第30話 現実
魔王に敬称などつけて呼びたくはなかった。だからずっと避けてきた。
なのに、口にするとこんなに簡単だった。
エミールは間抜けにもぽかんと口を開けて俺を見ている。なんだか滑稽だ。
「エミールさん、俺がここに来たのは貴方に確認をするためです。本当に勇者を魔術で操ったのか。それからいまだに魔王陛下に対して敵対心はあるかどうか。魔王陛下から聞いて来いと命じられたのです」
なるべく、冷たく聞こえるように声を出す、もう希望などないと突きつけるように。
「俺は魔王陛下によって生かされているのです。寝返る事を条件に侵入した罪を許していただける事になりました。だから魔王陛下を裏切る事は出来ません」
本当は逆らえないからしぶしぶ従っていたんだけど、そんな事はエミールは知らないし、知らせるつもりもない。
エミールの顔が見る間に真っ赤になっていく。
「お前も裏切ったのか!」
それに対して俺は冷静に無言で頷いた。
生きられるならどっちにつこうが構わない、というのが今のところの俺の本音だけど、そんな事は言わない。この会話は魔王達が聞いている。

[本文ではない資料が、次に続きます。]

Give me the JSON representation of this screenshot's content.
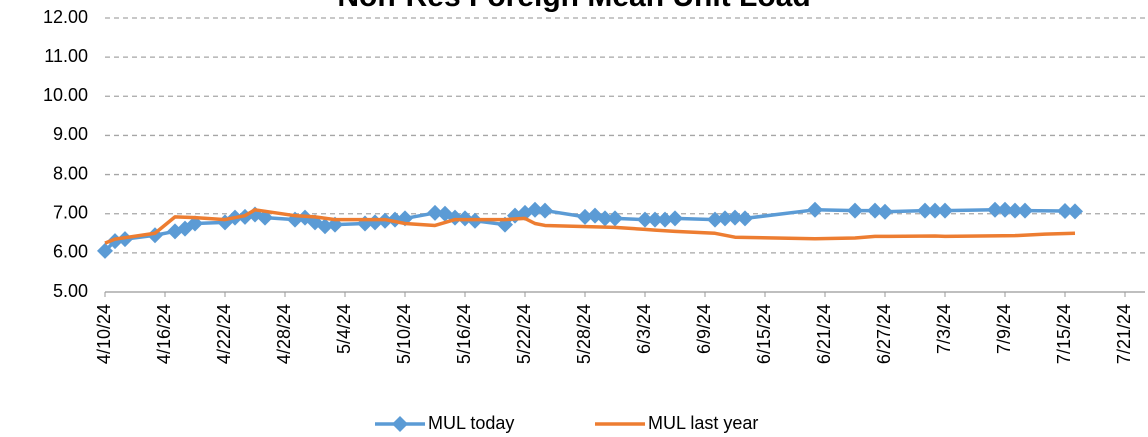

エミールの言葉ですでに怒っているであろうあの二人をさらに俺が怒らせるなんて出来ない。
現実は十分に知らせた。エミールも怒っている。となると、多分、予想通りに動くだろう。
後は俺がその『手助け』をするだけだ。
魔法の仕掛けがあるボタンに自然な態度で触れる。これが『わざと』だなんてエミールに悟らせる気はない。

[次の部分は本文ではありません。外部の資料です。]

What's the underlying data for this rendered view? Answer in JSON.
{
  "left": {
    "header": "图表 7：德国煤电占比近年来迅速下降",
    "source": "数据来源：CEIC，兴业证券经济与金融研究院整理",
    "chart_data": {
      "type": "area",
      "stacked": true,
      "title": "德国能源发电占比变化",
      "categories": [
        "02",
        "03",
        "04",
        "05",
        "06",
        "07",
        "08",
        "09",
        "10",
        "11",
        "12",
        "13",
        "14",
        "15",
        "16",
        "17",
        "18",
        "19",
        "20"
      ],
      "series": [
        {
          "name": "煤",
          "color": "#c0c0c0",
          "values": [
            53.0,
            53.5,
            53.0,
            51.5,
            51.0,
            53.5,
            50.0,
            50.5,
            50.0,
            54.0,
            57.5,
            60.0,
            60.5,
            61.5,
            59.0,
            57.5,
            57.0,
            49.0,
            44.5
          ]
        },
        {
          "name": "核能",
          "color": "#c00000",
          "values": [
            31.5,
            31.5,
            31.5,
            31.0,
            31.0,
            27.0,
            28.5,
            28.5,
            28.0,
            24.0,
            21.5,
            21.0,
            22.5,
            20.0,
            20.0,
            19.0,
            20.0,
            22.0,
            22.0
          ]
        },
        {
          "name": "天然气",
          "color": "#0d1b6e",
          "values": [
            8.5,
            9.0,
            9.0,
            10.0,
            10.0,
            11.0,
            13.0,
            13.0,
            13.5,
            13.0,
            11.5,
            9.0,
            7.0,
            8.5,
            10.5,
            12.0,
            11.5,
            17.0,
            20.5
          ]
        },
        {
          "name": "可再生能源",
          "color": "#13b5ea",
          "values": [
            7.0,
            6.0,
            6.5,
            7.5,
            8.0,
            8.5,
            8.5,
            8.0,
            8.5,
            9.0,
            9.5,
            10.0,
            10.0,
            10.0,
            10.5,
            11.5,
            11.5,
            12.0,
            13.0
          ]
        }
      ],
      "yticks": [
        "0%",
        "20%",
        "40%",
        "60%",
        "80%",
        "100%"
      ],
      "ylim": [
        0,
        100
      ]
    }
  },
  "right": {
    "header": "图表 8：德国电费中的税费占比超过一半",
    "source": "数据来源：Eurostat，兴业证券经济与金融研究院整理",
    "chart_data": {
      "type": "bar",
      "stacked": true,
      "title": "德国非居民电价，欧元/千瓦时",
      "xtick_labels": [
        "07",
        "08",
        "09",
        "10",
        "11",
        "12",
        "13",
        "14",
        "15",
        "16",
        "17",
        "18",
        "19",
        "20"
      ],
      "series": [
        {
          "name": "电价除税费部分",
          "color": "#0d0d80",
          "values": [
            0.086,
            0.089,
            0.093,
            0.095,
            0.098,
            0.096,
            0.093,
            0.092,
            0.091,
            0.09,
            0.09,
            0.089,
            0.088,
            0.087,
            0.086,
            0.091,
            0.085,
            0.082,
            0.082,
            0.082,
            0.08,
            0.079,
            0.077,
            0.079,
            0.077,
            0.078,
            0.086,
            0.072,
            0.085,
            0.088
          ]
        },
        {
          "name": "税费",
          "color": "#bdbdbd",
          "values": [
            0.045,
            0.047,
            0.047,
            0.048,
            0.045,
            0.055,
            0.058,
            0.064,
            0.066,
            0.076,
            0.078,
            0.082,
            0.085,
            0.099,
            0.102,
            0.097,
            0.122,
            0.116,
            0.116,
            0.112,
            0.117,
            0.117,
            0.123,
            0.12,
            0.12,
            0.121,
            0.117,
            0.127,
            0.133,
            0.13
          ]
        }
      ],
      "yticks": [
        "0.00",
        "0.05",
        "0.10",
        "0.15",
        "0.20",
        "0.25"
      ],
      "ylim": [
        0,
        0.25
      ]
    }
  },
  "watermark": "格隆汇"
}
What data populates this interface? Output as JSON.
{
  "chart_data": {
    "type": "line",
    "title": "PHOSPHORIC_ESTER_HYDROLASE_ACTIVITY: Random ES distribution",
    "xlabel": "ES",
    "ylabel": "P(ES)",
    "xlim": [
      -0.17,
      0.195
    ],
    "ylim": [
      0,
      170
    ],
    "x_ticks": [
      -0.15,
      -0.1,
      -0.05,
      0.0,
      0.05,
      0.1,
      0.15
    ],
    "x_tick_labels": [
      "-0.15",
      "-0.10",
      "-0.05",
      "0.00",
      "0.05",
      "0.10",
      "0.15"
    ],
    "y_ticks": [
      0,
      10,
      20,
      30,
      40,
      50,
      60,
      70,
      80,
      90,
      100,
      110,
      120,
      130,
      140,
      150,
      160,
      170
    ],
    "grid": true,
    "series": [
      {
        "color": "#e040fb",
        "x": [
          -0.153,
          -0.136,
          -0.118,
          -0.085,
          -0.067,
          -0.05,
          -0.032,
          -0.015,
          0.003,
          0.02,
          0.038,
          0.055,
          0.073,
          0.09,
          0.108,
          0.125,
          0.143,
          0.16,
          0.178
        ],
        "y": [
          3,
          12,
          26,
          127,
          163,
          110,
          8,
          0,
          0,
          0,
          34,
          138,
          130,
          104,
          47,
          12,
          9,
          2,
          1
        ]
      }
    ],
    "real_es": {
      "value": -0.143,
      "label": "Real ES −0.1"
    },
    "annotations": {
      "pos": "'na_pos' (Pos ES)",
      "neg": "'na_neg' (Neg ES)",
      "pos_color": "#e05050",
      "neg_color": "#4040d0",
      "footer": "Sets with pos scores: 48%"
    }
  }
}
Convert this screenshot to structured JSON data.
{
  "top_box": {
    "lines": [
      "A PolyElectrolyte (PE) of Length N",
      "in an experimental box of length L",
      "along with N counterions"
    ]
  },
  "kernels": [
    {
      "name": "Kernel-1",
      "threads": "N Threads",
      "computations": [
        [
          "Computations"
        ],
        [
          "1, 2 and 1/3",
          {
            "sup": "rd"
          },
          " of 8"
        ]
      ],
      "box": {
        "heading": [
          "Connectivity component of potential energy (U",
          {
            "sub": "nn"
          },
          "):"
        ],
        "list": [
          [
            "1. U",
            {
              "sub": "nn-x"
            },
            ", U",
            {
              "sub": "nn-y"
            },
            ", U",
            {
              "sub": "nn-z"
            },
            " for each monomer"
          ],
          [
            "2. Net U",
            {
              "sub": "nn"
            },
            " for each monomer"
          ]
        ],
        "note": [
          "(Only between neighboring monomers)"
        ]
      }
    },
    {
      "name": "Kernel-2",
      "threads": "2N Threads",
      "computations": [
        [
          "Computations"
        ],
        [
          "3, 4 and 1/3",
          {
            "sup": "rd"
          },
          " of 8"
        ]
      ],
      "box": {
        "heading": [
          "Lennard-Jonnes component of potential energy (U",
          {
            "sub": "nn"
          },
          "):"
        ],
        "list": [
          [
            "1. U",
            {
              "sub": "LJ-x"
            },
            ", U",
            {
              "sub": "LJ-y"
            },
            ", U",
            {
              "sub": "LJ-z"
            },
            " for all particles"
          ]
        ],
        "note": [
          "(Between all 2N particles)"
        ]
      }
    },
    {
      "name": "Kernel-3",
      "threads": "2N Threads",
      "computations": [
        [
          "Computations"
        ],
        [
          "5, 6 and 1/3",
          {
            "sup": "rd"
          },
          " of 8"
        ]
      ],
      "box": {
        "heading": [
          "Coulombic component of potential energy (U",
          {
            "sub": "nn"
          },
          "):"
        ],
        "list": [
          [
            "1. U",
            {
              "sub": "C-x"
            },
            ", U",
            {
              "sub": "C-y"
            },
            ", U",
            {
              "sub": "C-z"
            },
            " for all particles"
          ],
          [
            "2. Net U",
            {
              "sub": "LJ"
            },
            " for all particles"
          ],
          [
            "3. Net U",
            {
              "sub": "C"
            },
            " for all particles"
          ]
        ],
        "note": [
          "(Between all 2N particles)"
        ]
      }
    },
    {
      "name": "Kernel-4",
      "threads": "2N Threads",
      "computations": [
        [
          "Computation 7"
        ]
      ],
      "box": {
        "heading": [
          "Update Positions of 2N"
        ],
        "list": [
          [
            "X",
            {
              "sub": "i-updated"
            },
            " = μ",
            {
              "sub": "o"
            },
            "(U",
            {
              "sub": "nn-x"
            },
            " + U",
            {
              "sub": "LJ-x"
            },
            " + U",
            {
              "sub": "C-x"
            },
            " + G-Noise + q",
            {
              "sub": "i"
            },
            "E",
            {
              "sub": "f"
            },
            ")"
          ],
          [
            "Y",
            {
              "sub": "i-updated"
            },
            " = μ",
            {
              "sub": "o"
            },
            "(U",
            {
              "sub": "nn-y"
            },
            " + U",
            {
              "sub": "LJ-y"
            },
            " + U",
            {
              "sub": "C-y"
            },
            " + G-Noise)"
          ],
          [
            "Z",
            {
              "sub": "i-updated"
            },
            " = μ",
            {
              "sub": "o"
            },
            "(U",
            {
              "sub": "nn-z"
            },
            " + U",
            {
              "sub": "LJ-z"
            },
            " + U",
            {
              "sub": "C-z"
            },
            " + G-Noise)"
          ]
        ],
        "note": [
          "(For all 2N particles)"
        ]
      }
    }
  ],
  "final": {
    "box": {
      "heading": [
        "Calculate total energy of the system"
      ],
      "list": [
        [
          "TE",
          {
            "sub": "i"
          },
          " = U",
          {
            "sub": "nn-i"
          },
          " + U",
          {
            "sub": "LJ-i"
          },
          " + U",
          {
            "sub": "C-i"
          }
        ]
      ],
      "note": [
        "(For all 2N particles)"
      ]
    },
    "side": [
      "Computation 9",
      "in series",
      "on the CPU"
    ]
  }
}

これも魔王の指示だ。俺にもこっそりされた命令だったから一部の者しか知らないのだろう。
これをしたらもうここには用はない。さっさと立ち去る。
踵を返そうとすると、顔が爆発するくらいの勢いで睨みつけてくる目が見えた。すごく滑稽だ。
せっかくだからもう一つ現実を教えてやろう。
「あ、そうそう。使う術を考えたのは俺たちですけど、実際に貴方の魔力を枯渇させたのは妃殿下ですよ」
「……は?」
さらりと爆弾を投下すると、エミールはぽかんとした顔をした。
呆然とするエミールから目を外し、今度こそ俺は踵を返して立ち去った。